Vous écrivez qu'aucune mesure nationale n'a été prise, tout en rappelant – et c'est contradictoire – que sur 201 produits contenant du glyphosate, 69 détiennent encore aujourd'hui une AMM. En réalité, le processus de sortie du glyphosate est donc déjà largement engagé puisque deux tiers des autorisations de mise sur le marché ont été retirés. Vous critiquez entre les lignes le délai de grâce accordé aux industriels. Nous avons déjà eu ce débat lors du vote sur la loi « climat et résilience », en particulier sur les produits réfrigérants utilisés par les fabricants de réfrigérateurs. Autre regret, vous faites référence aux travaux de votre collègue Bénédicte Taurine et à ceux de nos collègues sur la mission d'information sur la sortie du glyphosate. En revanche, rien sur la mission d'information commune sur le glyphosate qui avait été présidée en début de législature par notre collègue Élisabeth Toutut-Picard. Son travail a posé les bases d'une meilleure compréhension des problèmes auxquels nous devons faire face, tels que l'impact sur les systèmes de production, notamment sur les techniques culturales simplifiées, ou la réduction des gaz à effet de serre. Il aurait été intéressant d'avoir les chiffres les plus récents des ventes de glyphosate en France en 2021 mais peut-être les obtiendrons nous avant le débat en séance publique.
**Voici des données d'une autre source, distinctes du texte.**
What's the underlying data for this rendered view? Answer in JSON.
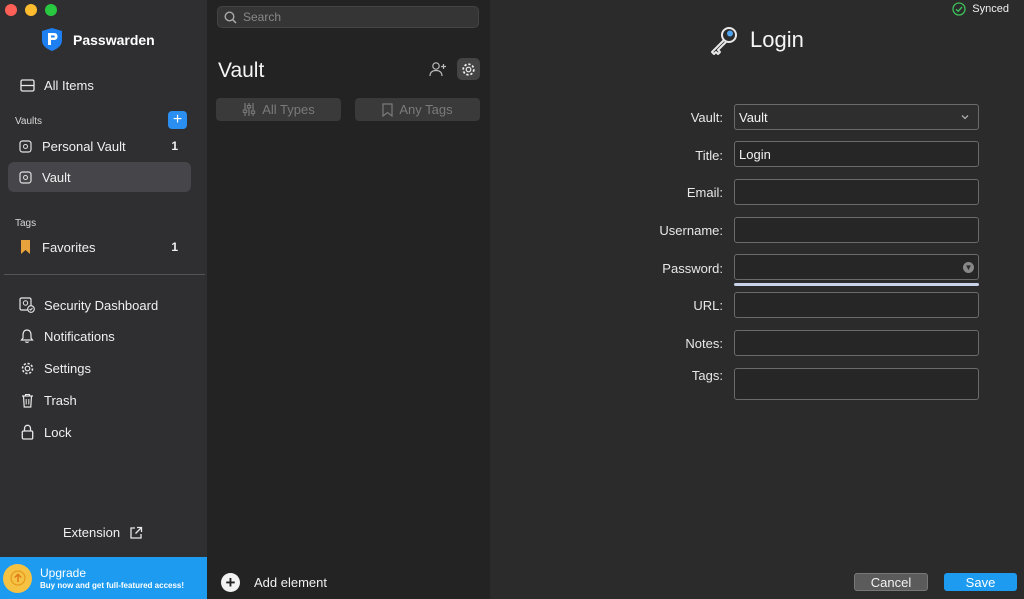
{
  "app": {
    "name": "Passwarden"
  },
  "sidebar": {
    "all_items": "All Items",
    "vaults_label": "Vaults",
    "add_vault_glyph": "+",
    "vaults": [
      {
        "label": "Personal Vault",
        "count": "1"
      },
      {
        "label": "Vault",
        "count": ""
      }
    ],
    "tags_label": "Tags",
    "tags": [
      {
        "label": "Favorites",
        "count": "1"
      }
    ],
    "menu": {
      "security": "Security Dashboard",
      "notifications": "Notifications",
      "settings": "Settings",
      "trash": "Trash",
      "lock": "Lock"
    },
    "extension": "Extension",
    "upgrade": {
      "title": "Upgrade",
      "subtitle": "Buy now and get full-featured access!"
    }
  },
  "list": {
    "search_placeholder": "Search",
    "title": "Vault",
    "filter_types": "All Types",
    "filter_tags": "Any Tags",
    "add_element": "Add element"
  },
  "detail": {
    "status": "Synced",
    "title": "Login",
    "fields": {
      "vault": {
        "label": "Vault:",
        "value": "Vault"
      },
      "title": {
        "label": "Title:",
        "value": "Login"
      },
      "email": {
        "label": "Email:",
        "value": ""
      },
      "username": {
        "label": "Username:",
        "value": ""
      },
      "password": {
        "label": "Password:",
        "value": ""
      },
      "url": {
        "label": "URL:",
        "value": ""
      },
      "notes": {
        "label": "Notes:",
        "value": ""
      },
      "tags": {
        "label": "Tags:",
        "value": ""
      }
    },
    "cancel": "Cancel",
    "save": "Save"
  },
  "colors": {
    "accent": "#1c9bf0",
    "upgrade_badge": "#f6c243",
    "synced_green": "#3fbf5a"
  }
}
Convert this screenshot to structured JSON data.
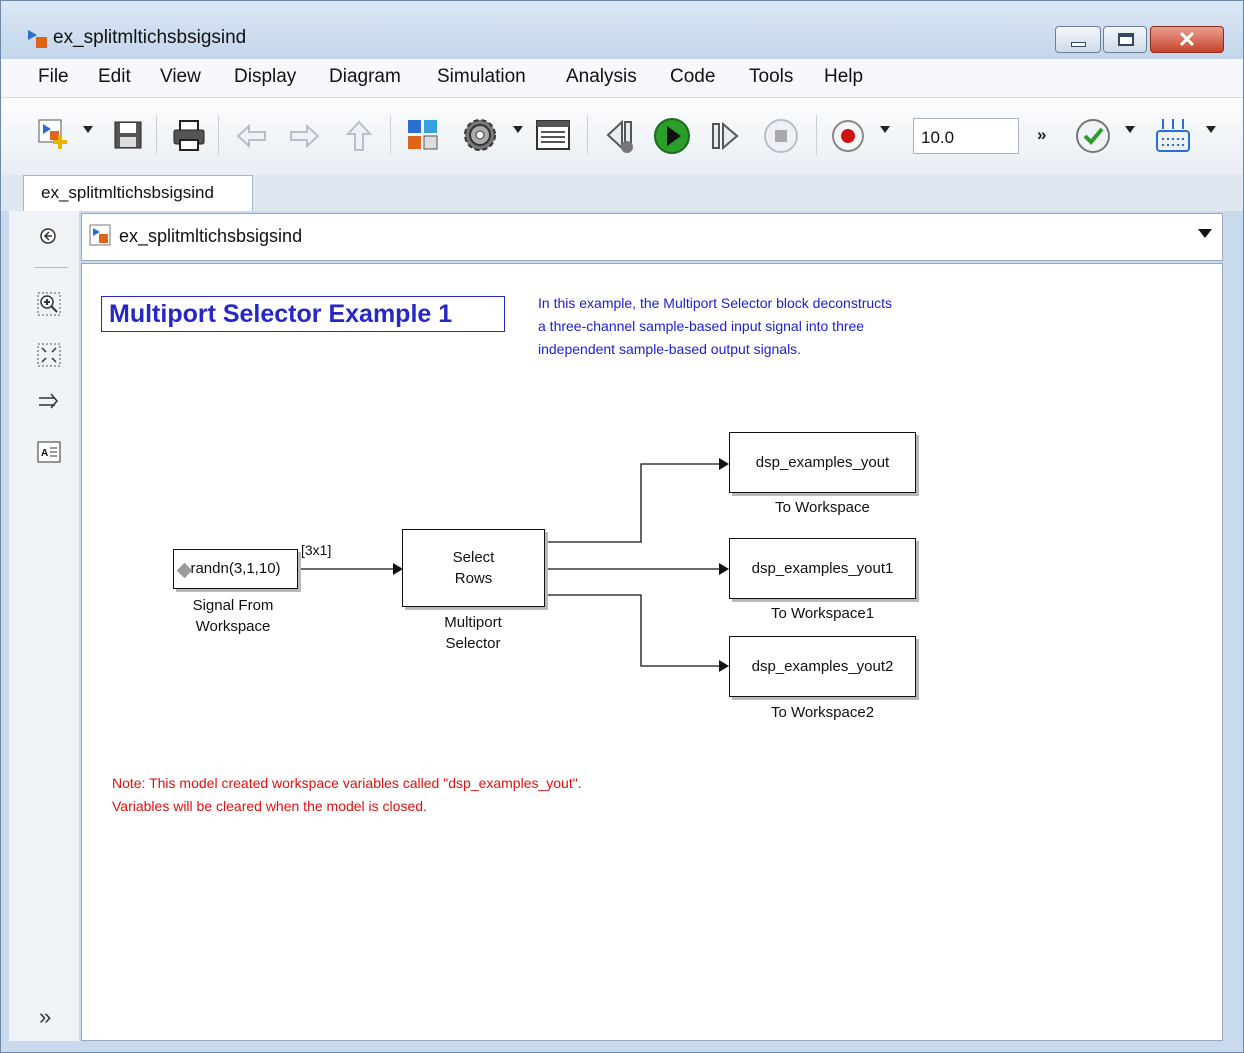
{
  "window": {
    "title": "ex_splitmltichsbsigsind"
  },
  "menu": {
    "items": [
      "File",
      "Edit",
      "View",
      "Display",
      "Diagram",
      "Simulation",
      "Analysis",
      "Code",
      "Tools",
      "Help"
    ]
  },
  "toolbar": {
    "stop_time_value": "10.0",
    "more_label": "»"
  },
  "tab": {
    "label": "ex_splitmltichsbsigsind"
  },
  "address": {
    "path": "ex_splitmltichsbsigsind"
  },
  "model": {
    "title": "Multiport Selector Example 1",
    "description": [
      "In this example, the Multiport Selector block deconstructs",
      "a three-channel sample-based input signal into three",
      "independent sample-based output signals."
    ],
    "note": [
      "Note: This model created workspace variables called \"dsp_examples_yout\".",
      "Variables will be cleared when the model is closed."
    ],
    "signal_dimension": "[3x1]",
    "blocks": {
      "source": {
        "text": "randn(3,1,10)",
        "label_line1": "Signal From",
        "label_line2": "Workspace"
      },
      "selector": {
        "text_line1": "Select",
        "text_line2": "Rows",
        "label_line1": "Multiport",
        "label_line2": "Selector"
      },
      "out1": {
        "text": "dsp_examples_yout",
        "label": "To Workspace"
      },
      "out2": {
        "text": "dsp_examples_yout1",
        "label": "To Workspace1"
      },
      "out3": {
        "text": "dsp_examples_yout2",
        "label": "To Workspace2"
      }
    }
  },
  "icons": {
    "left_pane": [
      "back-icon",
      "zoom-in-icon",
      "fit-to-view-icon",
      "signal-lines-icon",
      "annotation-icon",
      "expand-icon"
    ],
    "toolbar": [
      "new-model-icon",
      "save-icon",
      "print-icon",
      "back-arrow-icon",
      "forward-arrow-icon",
      "up-arrow-icon",
      "library-browser-icon",
      "model-settings-icon",
      "model-explorer-icon",
      "step-back-icon",
      "run-icon",
      "step-forward-icon",
      "stop-icon",
      "record-icon",
      "check-icon",
      "hardware-icon"
    ]
  },
  "colors": {
    "annotation_blue": "#2727c8",
    "note_red": "#e01010",
    "run_green": "#2a9d2a",
    "record_red": "#d01010"
  }
}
Votre rapport contient une inexactitude. Vous affirmez que le Luxembourg a interdit l'ensemble des produits phytopharmaceutiques sur son territoire. C'est faux : l'interdiction ne concerne que le glyphosate.
Enfin, le titre de votre proposition de loi vise à interdire le glyphosate, alors que vous savez très bien que la France n'a pas la compétence juridique d'interdire la molécule du glyphosate. Elle ne peut que légiférer sur les usages qui en sont faits sur son territoire, en raison des particularités locales et sectorielles.
Vous comprendrez donc qu'il y a encore de la marge avant que je ne vote une proposition de loi présentée par La France insoumise.